1997年にファイザー社 (Pfizer) のクリストファー A. リピンスキー(Christper A. Lipinski)によって提唱された医薬品らしさ(drug-likeness)を計る指標のことであり、化合物の構造から医薬品になりやすいものかを予測することができる。
この指標は最も有名で広く認められた医薬品らしさのフィルターの1つであり、リピンスキーが米国一般名または国際一般名がつけられフェーズII試験 (第二相臨床試験) まで到達した化合物でWDIに登録されている2245種類の医薬品候補化合物を分析して得られた経験則である。
ルールオブファイブ
リピンスキーの法則によって経口吸収が期待できない化合物は以下のものである。
- 分子量が500を超えるもの
- LogPの計算値 (ClogP)が5.0を超えるもの
- 水素結合供与体 (NHとOHの合計数) が5を超えるもの
- 水素結合受容体 (NとOの合計数) が10を超えるもの
上記の基準の数字が5の倍数になっていることからルールオブファイブと呼ばれる。ただし、トランスポーターを介して経口吸収される化合物など例外や、化合物の吸収を定量的に評価することはできないため、医薬品になるかを十分区別できるものではない。あくまで、メディシナルケミストが単純に吸収性が問題となる可能性のある分子を排除して、効率的に医薬品探索を進めるための指標である。
Lipinski, Christopher A., et al. “Experimental and computational approaches to estimate solubility and permeability in drug discovery and development settings.” Advanced drug delivery reviews 23.1-3 (1997): 3-25.
リピンスキーの法則の拡張
リピンスキーの法則を元に拡張されたルールがいくつか登場しています。
リードライクネス
化合物スクリーニングではヒット化合物をリードとして構造展開していきまうす。
構造展開は別のフラグメントを付加していくことが多く、最適化の過程で分子量が大きくなりがちです。
従って、リピンスキーの法則の枠ギリギリの場合、最適化された化合物はリピンスキーの法則から外れてしまう可能性が高いです。

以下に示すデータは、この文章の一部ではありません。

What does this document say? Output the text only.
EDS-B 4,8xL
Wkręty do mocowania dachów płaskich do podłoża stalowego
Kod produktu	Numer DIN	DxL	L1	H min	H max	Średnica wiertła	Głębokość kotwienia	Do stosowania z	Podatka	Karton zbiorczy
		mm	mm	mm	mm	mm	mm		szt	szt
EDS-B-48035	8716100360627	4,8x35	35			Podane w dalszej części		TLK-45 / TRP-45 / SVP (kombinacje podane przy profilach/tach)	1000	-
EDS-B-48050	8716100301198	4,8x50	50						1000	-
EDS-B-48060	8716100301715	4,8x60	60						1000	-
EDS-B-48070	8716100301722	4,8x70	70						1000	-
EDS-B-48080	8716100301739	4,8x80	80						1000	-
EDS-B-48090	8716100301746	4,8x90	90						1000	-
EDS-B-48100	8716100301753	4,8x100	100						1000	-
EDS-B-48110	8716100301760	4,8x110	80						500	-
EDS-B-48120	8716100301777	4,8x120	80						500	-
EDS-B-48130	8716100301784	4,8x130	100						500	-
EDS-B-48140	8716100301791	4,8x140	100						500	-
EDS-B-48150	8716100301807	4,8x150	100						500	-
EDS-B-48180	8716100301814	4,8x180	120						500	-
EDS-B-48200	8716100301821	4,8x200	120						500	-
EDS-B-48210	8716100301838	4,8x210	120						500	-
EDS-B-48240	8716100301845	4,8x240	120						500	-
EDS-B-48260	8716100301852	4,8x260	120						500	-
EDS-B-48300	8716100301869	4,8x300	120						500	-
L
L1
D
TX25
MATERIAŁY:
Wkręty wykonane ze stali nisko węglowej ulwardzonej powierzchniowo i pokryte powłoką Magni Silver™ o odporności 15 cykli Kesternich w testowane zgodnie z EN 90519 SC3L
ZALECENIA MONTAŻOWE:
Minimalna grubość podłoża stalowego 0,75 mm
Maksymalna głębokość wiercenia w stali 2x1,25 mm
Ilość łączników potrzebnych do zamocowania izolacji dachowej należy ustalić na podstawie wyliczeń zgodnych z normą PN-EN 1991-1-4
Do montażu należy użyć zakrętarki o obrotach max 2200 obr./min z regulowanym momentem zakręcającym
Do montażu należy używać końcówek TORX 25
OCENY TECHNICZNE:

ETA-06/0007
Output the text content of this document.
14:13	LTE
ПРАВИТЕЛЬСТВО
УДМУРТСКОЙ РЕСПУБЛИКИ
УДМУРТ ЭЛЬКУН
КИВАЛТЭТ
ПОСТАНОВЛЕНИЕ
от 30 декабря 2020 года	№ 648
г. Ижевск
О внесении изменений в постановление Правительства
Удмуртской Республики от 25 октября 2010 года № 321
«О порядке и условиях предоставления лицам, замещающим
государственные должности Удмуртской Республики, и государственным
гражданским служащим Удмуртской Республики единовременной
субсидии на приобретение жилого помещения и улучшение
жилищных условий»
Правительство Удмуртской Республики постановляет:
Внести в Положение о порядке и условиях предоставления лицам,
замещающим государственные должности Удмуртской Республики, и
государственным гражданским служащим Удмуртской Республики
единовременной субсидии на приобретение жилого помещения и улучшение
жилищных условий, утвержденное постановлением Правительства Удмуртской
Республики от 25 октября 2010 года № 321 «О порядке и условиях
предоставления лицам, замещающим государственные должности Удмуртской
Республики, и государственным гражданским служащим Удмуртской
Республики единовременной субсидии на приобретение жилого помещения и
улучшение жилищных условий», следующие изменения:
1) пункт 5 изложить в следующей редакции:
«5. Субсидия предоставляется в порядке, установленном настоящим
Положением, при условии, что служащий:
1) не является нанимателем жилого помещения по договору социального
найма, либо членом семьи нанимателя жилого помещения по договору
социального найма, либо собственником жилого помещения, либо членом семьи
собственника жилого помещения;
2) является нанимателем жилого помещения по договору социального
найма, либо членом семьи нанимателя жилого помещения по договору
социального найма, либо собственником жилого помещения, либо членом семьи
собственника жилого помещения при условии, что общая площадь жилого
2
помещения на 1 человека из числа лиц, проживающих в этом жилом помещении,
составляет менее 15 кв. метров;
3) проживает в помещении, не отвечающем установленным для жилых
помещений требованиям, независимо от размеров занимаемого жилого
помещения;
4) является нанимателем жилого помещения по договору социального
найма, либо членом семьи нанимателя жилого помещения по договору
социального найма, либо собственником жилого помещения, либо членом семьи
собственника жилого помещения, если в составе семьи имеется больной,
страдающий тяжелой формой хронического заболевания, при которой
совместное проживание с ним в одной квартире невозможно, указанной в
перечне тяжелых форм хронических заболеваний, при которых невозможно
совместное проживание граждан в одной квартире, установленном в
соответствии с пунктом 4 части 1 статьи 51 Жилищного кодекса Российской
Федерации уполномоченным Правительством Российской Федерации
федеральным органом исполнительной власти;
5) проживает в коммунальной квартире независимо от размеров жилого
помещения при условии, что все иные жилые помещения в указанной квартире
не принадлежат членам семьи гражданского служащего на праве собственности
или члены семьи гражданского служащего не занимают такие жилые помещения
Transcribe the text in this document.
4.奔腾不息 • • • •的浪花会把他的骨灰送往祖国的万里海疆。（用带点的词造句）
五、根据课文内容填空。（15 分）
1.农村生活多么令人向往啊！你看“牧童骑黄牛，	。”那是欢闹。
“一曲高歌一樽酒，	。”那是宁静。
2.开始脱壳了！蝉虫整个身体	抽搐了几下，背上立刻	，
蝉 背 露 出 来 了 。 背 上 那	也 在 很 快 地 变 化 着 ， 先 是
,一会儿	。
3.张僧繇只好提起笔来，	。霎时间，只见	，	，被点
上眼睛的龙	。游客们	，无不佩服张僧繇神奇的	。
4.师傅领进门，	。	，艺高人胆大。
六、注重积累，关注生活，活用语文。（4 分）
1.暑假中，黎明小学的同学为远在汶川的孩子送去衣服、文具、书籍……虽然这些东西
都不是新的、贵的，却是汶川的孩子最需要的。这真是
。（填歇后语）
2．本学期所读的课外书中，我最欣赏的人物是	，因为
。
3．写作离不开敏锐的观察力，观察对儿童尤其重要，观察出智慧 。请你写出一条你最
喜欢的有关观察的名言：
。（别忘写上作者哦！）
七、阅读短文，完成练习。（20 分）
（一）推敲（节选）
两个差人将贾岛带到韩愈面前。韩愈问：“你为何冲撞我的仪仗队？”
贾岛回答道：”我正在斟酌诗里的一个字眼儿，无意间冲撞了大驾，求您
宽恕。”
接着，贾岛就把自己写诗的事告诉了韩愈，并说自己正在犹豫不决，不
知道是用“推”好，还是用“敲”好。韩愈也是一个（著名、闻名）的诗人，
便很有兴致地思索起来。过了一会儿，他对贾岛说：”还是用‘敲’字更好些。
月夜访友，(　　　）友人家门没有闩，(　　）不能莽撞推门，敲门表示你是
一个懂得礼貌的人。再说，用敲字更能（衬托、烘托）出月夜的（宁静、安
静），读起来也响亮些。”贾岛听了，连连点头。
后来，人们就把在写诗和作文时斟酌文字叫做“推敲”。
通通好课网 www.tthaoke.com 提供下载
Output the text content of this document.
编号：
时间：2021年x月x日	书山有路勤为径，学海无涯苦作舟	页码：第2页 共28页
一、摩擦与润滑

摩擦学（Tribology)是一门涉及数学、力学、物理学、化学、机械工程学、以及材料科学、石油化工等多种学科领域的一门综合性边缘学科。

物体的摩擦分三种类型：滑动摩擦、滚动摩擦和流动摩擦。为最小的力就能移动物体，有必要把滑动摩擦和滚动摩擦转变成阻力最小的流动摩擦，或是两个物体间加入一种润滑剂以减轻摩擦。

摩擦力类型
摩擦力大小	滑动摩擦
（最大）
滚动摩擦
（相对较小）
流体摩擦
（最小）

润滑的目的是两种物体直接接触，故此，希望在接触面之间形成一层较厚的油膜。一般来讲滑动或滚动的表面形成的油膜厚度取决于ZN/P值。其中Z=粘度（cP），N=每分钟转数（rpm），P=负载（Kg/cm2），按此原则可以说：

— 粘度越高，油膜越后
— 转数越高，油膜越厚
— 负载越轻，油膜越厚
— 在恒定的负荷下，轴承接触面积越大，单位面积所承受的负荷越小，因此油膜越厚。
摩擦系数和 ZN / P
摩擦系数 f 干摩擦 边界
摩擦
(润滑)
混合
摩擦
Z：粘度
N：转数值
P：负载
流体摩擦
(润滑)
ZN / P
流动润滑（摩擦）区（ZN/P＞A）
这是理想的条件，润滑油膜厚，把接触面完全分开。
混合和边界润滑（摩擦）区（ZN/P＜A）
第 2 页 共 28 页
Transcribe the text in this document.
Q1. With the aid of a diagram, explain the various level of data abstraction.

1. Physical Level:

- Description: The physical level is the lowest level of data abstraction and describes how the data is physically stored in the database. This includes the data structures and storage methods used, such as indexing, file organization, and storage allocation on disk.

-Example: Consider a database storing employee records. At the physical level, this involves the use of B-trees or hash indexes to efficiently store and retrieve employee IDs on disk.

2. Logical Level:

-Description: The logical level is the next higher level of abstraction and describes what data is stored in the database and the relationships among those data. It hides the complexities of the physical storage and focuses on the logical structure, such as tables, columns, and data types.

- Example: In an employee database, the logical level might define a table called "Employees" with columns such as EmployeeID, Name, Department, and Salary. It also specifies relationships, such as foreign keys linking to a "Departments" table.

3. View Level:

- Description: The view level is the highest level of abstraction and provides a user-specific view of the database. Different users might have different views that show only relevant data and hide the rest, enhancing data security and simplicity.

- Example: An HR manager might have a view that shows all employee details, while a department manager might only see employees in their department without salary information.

そのため、ライブラリ化合物をより厳しい条件とする方法が提案されています。
具体的には分子量とLogPの上限が厳しい数値になっています。
- 分子量≤300
- log P(≤3.0)
Teague SJ, Davis AM, Leeson PD, Oprea T. The Design of Leadlike Combinatorial Libraries. Angew Chem Int Ed Engl. 1999 Dec 16;38(24):3743-3748. doi: 10.1002/(SICI)1521-3773(19991216)38:24<3743::AID-ANIE3743>3.0.CO;2-U. PMID: 10649345.
リピンスキーの法則に則っているかテストする方法
リピンスキーの法則はシンプルでわかりやすいですが、簡単にリピンスキーの法則に則っているかテストできると便利ですよね?
SwissADMEは構造式を入力するだけで簡単にテストできるツールです。
http://www.swissadme.ch/index.php
ツールの詳細についてはscientific reportsでも紹介されているので参考にしてみてください。
Daina, Antoine, Olivier Michielin, and Vincent Zoete. “SwissADME: a free web tool to evaluate pharmacokinetics, drug-likeness and medicinal chemistry friendliness of small molecules.” Scientific reports 7.1 (2017): 1-13.
SwissADMEの使い方は簡単で構造式を入力して実行するだけです。
ルールから外れていればどの項目が外れているかがLipinskiの項目に表示されます。
リピンスキの法則以外にも他のパラメーターの確認もできて便利です。
レーダーチャートが用意されていて、親油性、分子サイズ、極性、溶解性、飽和度、フレキシビリティを視覚的にとらえることができます。